Week 4- ArcMap Tutorial

 

        I learned a lot from doing the ArcMap tutorial. I realized this nearing the end of tutorial, when it started having me perform specific tasks on my own. I realized I no longer needed specific instructions on how to perform many of the basic tasks. This is because of the semi-repetitive process the tutorial goes through, creating similar, yet very different maps throughout.

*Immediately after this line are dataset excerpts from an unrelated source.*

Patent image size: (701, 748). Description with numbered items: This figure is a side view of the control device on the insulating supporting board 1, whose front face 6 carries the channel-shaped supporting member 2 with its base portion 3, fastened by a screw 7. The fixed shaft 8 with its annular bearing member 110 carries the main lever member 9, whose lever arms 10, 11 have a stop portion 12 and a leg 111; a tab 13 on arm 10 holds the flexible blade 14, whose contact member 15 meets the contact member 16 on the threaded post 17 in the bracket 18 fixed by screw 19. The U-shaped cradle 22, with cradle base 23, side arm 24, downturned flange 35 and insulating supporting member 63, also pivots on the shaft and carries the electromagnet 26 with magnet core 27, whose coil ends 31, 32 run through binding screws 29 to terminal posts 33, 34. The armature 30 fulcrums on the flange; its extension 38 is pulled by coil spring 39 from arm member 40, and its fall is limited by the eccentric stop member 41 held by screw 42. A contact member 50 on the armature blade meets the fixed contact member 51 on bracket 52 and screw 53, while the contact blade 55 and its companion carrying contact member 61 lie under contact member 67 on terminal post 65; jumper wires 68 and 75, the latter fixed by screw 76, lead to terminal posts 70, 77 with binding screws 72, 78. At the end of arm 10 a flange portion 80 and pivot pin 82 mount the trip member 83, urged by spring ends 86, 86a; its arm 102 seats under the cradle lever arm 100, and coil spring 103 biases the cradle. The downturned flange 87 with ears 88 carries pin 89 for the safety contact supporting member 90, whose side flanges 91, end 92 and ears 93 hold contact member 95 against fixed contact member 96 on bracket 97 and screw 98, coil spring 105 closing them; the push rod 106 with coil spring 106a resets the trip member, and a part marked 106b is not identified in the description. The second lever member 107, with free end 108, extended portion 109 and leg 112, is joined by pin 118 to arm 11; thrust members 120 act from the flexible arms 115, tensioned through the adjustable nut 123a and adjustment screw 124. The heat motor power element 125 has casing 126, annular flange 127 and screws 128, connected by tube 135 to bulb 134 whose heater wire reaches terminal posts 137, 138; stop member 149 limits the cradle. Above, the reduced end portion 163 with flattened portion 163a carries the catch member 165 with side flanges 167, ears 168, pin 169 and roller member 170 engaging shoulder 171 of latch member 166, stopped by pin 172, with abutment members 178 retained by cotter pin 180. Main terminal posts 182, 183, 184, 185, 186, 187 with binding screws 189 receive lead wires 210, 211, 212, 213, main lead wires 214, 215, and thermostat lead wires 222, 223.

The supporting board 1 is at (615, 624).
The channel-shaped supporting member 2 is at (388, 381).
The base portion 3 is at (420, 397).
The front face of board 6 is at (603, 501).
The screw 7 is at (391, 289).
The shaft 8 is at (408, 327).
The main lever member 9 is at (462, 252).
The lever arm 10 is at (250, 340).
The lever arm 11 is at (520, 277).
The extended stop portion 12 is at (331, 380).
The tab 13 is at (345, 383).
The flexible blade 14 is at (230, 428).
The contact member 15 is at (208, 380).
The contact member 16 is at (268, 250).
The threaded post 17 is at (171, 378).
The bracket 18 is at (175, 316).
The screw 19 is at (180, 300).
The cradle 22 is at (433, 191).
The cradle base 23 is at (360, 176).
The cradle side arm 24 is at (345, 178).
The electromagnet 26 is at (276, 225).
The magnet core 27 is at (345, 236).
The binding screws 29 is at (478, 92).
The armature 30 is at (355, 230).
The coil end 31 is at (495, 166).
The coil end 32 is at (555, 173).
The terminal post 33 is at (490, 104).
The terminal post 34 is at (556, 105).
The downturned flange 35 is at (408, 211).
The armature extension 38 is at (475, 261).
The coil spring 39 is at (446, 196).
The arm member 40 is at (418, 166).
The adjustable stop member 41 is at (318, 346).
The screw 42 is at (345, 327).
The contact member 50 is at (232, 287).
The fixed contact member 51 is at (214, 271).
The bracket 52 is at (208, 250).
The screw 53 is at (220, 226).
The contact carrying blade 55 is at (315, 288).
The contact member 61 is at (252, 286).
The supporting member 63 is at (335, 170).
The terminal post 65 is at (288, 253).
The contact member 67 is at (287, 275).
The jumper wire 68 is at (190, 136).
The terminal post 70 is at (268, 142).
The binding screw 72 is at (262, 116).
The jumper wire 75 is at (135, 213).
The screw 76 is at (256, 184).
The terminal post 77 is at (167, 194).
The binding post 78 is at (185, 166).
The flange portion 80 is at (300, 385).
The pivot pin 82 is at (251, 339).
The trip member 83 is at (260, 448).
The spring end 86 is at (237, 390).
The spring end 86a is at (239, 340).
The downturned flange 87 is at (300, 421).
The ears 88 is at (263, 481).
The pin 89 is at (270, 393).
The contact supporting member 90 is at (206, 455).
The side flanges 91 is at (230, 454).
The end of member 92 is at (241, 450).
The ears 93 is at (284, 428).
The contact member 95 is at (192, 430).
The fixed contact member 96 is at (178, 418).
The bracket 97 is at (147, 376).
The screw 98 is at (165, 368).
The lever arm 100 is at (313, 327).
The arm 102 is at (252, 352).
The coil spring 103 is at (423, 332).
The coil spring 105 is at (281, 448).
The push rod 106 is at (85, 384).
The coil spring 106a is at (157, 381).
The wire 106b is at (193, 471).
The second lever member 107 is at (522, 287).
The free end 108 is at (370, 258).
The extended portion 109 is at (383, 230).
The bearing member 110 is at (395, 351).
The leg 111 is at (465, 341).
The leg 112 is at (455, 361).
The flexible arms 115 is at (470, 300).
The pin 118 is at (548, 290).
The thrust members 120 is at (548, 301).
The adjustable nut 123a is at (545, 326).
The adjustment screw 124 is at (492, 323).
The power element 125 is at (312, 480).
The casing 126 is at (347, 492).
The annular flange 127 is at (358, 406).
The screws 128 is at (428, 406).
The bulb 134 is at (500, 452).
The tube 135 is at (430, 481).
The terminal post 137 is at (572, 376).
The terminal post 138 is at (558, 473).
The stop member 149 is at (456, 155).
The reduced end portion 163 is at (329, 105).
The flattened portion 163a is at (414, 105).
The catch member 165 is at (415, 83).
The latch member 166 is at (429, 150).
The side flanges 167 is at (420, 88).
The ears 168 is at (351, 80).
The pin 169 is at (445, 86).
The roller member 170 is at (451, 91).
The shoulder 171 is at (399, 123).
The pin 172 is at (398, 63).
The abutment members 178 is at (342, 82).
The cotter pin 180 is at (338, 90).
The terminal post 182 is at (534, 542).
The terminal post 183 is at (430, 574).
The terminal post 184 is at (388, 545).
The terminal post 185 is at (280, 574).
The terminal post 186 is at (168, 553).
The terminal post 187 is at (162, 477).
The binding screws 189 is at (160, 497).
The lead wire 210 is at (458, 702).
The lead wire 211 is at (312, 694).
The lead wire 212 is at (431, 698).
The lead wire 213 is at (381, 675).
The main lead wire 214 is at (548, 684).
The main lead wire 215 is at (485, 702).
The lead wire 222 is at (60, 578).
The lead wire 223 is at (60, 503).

       However, I realize I have a lot to learn about ArcGis. I must devote a great deal of time with the program in order to become proficient in using it on my own. As I was working through the tutorial I kept noticing more and more options, actions, settings, objects, and so on, to use. This has led me to believe that the capabilities of this software are not nearly fathomable to me.

       I am now starting to realize the power of ArcGis. The five items which are included on my poster collectively give a very clear visual basis for a proposed airport expansion. I created something that people, from airline pilots to school teachers, can look at and form a very good idea of what such an expansion would entail. Immediately they are able to see where the airport is, where the noise contours, and schools are. They can see what type of land (or parcels) are around the airport, and where most of the population lives. By having this knowledge immediately available by glancing at maps and tables, we are more able to make better decisions about land use.

      There are somethings we need to be careful about when using GIS. We need to be careful of the data we acquire, making sure it's accurate and up to date. Because the visual elements of maps and tables that GIS provides are such strong influences of people's perceptions of the world around them, inaccuracies will literally imprint the wrong pictures in people's heads. This is often very dependent of how we acquire data, so it must be made sure that the sources from which it comes are reliable.